In the control-freak world of high fashion, when a label allows a rumour to fly without squashing it, that’s almost as good as a confirmation.
Asked about persistent rumours that Alexander Wang’s next show for Balenciaga in early October will be his last, Kering’s chief financial officer told journalists only that “there are ongoing discussions and I won’t comment further”.
The smart money says we take that as a yes, although an official announcement might be postponed until later in the autumn (if Wang’s days end up officially numbered, that could undermine the commercial appeal of the collection shown to press and buyers at Paris Fashion Week). Womenswear Daily are reporting today that a search for Wang’s successor at Balenciaga is already in its early stages.

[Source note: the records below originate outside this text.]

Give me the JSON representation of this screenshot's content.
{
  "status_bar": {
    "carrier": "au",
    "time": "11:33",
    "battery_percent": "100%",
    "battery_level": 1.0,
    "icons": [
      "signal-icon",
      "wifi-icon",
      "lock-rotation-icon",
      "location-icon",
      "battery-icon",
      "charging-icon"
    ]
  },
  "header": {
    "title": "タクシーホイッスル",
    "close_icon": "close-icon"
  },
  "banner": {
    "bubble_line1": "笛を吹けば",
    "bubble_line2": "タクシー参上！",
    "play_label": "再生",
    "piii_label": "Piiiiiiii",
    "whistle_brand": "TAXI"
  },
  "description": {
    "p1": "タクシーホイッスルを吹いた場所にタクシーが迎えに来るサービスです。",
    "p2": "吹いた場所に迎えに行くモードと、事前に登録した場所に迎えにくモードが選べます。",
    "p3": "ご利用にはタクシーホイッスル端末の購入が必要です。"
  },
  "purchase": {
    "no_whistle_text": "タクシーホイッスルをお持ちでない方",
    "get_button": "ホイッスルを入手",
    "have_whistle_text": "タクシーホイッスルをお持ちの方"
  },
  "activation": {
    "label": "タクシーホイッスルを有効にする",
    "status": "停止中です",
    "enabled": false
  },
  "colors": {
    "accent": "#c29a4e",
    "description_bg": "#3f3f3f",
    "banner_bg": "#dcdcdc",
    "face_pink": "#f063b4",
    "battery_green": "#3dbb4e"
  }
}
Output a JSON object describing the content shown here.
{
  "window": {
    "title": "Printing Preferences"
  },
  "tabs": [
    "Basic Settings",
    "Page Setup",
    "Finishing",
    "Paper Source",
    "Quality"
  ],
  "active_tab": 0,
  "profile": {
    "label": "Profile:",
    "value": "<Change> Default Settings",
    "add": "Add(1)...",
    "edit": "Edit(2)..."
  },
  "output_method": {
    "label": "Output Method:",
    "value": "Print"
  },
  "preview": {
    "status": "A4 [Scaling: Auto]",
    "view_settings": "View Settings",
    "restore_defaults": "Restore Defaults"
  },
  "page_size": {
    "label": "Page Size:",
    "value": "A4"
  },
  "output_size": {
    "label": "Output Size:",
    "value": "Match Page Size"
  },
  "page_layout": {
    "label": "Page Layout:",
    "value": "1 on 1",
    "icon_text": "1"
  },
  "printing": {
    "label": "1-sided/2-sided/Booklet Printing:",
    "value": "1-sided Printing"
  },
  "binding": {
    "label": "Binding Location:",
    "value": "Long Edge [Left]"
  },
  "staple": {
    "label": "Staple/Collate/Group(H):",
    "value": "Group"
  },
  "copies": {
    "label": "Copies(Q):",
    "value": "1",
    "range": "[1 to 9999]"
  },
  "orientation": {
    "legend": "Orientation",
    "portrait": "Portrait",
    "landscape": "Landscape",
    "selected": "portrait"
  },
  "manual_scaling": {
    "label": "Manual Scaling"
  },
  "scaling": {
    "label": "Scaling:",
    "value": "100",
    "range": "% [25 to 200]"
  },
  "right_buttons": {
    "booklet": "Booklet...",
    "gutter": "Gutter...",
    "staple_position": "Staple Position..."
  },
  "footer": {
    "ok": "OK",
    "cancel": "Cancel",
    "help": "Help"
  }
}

If the rumours are true, Wang’s tenure at Balenciaga will have lasted less than three years. The job was always going to be a tough one for the Californian-born designer, who was just 29 when he was appointed. Cristobal Balenciaga’s legacy is the most grownup and cerebral of the Paris couture houses. Dior is femininity, Chanel is cool chic; Balenciaga, on the other hand, is a house rooted in abstract shapes, technical brilliance and avant-garde fabrications. These are tricky concepts to sell to the masses – which, of course, is exactly why Alexander Wang, with his cool young fanbase, was such an appealing choice for the label’s bosses.At the time of Wang’s appointment, Francois-Henri Pinault, CEO of Kering, said: “We’re looking at a new name in the promotion of the brand … He’s young. He lives in New York. We will get even more exposure of the brand worldwide.”
What’s more, Wang’s predecessor at Balenciaga was Nicolas Ghesquière, an intense and charismatic talent whom the entire front row were a bit in love with. So in the eyes of the fashion public, Wang was Angelina Jolie to Ghesquière’s Jennifer Aniston, with the Balenciaga bosses having the roving eye of Brad Pitt.

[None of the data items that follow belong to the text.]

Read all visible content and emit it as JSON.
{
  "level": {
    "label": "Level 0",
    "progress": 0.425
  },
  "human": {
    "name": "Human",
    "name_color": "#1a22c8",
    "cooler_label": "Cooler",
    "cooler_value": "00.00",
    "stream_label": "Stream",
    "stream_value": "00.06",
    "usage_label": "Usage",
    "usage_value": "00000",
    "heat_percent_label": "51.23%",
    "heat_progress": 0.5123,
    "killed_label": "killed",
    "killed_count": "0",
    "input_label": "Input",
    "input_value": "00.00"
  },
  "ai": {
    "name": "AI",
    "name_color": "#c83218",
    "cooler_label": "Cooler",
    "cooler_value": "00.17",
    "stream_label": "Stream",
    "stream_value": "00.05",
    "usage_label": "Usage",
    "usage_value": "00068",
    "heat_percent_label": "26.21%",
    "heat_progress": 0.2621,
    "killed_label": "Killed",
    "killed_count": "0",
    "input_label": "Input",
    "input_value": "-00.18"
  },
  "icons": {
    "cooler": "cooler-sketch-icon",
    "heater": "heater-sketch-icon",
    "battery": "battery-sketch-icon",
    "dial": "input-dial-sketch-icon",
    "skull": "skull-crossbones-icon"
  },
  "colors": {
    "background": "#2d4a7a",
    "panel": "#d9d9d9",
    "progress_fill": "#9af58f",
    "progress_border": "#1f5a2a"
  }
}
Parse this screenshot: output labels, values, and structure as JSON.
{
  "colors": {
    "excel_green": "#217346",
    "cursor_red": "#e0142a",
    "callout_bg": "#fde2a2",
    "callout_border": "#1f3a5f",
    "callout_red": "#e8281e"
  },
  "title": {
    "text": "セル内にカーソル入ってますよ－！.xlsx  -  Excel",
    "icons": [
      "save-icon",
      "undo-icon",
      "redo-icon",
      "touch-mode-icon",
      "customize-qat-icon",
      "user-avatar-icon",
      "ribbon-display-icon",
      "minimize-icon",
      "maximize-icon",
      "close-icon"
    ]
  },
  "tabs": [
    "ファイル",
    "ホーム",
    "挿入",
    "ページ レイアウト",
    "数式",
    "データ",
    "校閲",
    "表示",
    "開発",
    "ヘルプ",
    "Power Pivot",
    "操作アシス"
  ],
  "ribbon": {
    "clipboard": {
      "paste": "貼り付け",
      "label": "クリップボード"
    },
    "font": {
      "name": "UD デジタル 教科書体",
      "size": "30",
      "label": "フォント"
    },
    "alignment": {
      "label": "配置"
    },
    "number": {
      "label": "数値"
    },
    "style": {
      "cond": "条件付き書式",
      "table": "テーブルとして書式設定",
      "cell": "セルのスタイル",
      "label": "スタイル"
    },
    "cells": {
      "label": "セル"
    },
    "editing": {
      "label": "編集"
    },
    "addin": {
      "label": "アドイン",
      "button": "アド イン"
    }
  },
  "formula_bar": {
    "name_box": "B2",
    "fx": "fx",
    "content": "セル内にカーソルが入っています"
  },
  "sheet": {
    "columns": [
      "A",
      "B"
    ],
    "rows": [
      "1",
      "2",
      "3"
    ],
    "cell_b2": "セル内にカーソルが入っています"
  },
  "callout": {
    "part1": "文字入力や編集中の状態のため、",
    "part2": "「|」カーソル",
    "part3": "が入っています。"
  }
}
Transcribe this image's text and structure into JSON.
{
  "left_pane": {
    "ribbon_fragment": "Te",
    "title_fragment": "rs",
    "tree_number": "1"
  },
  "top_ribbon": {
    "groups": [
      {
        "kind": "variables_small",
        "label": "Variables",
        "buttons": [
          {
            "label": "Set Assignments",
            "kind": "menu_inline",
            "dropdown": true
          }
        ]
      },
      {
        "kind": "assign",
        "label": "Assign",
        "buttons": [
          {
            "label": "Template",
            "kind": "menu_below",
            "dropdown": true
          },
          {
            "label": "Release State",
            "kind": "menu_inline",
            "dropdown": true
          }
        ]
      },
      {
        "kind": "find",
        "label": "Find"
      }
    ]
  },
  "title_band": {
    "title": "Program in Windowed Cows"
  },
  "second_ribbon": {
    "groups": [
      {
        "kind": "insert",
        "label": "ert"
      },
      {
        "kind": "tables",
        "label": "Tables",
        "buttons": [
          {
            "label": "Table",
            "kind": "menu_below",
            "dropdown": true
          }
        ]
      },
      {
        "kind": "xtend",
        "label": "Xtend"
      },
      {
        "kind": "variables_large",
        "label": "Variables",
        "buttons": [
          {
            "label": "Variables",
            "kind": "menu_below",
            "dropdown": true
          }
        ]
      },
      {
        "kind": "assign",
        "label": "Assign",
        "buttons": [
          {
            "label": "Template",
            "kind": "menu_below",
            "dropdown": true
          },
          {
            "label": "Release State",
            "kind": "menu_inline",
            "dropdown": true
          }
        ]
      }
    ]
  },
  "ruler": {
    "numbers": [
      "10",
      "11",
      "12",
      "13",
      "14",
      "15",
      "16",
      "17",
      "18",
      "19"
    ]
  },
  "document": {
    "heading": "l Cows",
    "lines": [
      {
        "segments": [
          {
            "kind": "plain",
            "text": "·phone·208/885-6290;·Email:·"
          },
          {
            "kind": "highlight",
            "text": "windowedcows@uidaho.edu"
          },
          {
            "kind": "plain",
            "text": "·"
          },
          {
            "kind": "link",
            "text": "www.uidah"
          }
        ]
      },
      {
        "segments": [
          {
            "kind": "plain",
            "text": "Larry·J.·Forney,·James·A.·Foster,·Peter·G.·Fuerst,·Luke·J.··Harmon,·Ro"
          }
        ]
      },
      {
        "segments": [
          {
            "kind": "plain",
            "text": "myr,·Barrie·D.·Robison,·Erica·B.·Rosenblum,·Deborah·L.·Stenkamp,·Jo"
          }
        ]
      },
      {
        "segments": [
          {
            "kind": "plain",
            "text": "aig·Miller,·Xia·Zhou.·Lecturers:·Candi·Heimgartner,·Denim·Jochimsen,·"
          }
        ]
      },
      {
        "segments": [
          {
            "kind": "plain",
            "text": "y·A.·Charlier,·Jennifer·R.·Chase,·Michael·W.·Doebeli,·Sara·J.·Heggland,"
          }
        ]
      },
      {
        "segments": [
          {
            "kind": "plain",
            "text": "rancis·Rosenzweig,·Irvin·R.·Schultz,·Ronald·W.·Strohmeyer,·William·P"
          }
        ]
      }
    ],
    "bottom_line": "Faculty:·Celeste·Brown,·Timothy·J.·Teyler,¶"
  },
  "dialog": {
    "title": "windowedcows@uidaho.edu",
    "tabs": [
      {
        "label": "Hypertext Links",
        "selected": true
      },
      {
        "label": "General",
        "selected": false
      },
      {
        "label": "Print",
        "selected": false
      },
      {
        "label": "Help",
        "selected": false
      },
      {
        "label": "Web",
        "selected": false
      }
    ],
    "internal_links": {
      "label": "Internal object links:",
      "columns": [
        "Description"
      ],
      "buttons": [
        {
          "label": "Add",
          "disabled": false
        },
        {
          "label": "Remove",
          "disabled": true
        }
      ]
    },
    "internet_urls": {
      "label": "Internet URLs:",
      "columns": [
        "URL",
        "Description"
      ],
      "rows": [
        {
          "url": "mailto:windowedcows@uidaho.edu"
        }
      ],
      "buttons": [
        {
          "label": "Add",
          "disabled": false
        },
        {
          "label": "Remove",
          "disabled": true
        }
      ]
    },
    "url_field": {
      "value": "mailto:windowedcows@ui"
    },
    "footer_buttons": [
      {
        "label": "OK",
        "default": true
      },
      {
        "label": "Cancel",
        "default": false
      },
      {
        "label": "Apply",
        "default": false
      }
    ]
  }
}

Despite all this, Wang at Balenciaga started well. His first collection showed an impressive facility with sympathy for the aforementioned Balenciaga codes; his second added more Wang content (racer back vests, sportier shorts). Since then, however, his collections have failed to find their groove, flip-flopping between Wang (sporty, black, technical, energetic) and Balenciaga (oval shapes, restraint, muted colours) without the two ever quite knitting together.

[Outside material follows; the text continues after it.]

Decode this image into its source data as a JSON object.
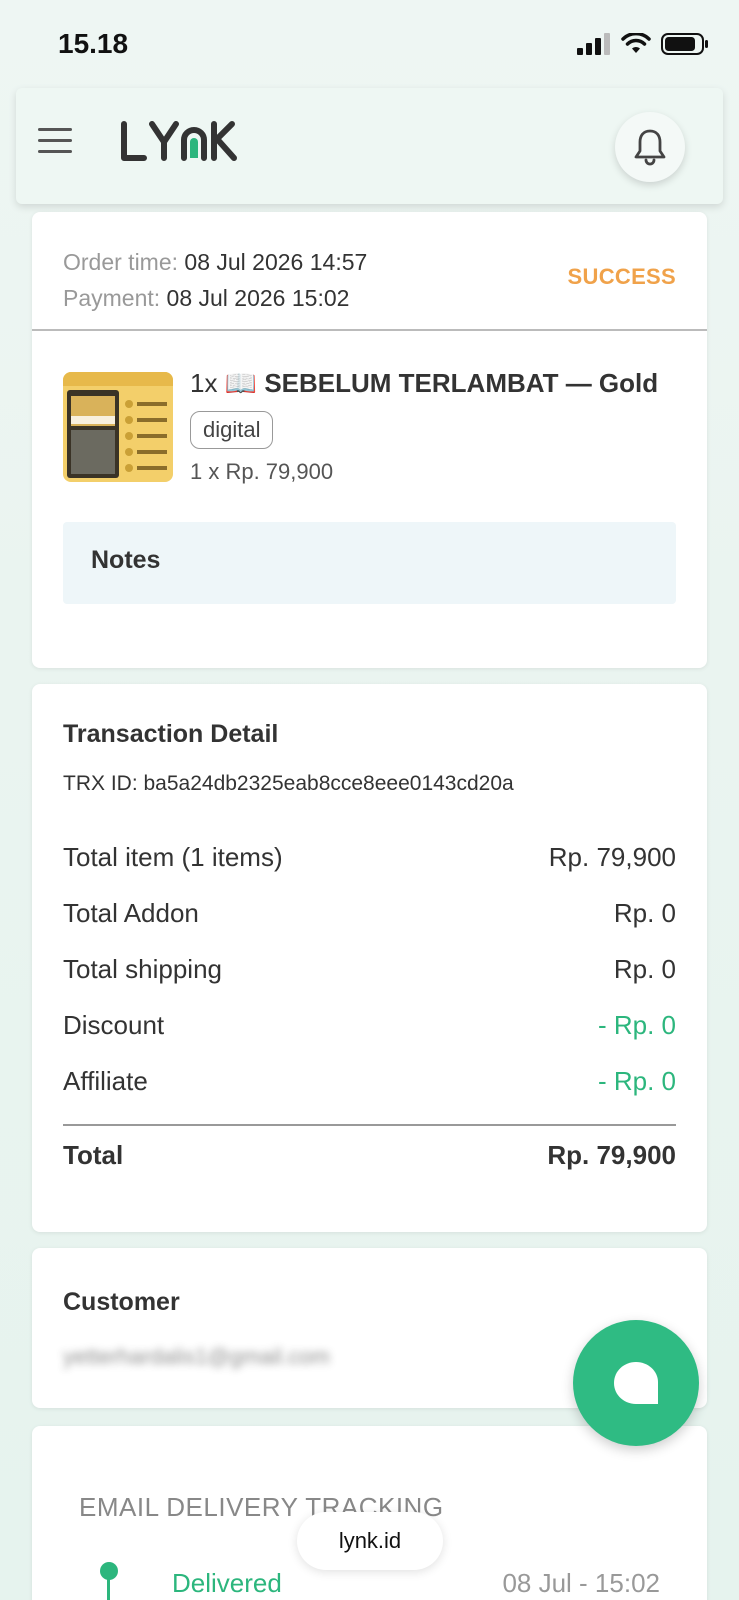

But Wang might have been allowed more time if it hadn’t been for the stark contrast with Alessandro Michele’s turnaround of Gucci. Michele, an unknown name at the beginning of 2015, is now setting the fashion agenda. The Gucci name is buzzing for the first time in a decade, and less than six months after the appointment, sales are already up. Gucci has set a new speed record for brand revival – and made CEOs and CFOs keen to hunt among the unsung talents in the design studio, rather than choose a celebrity name.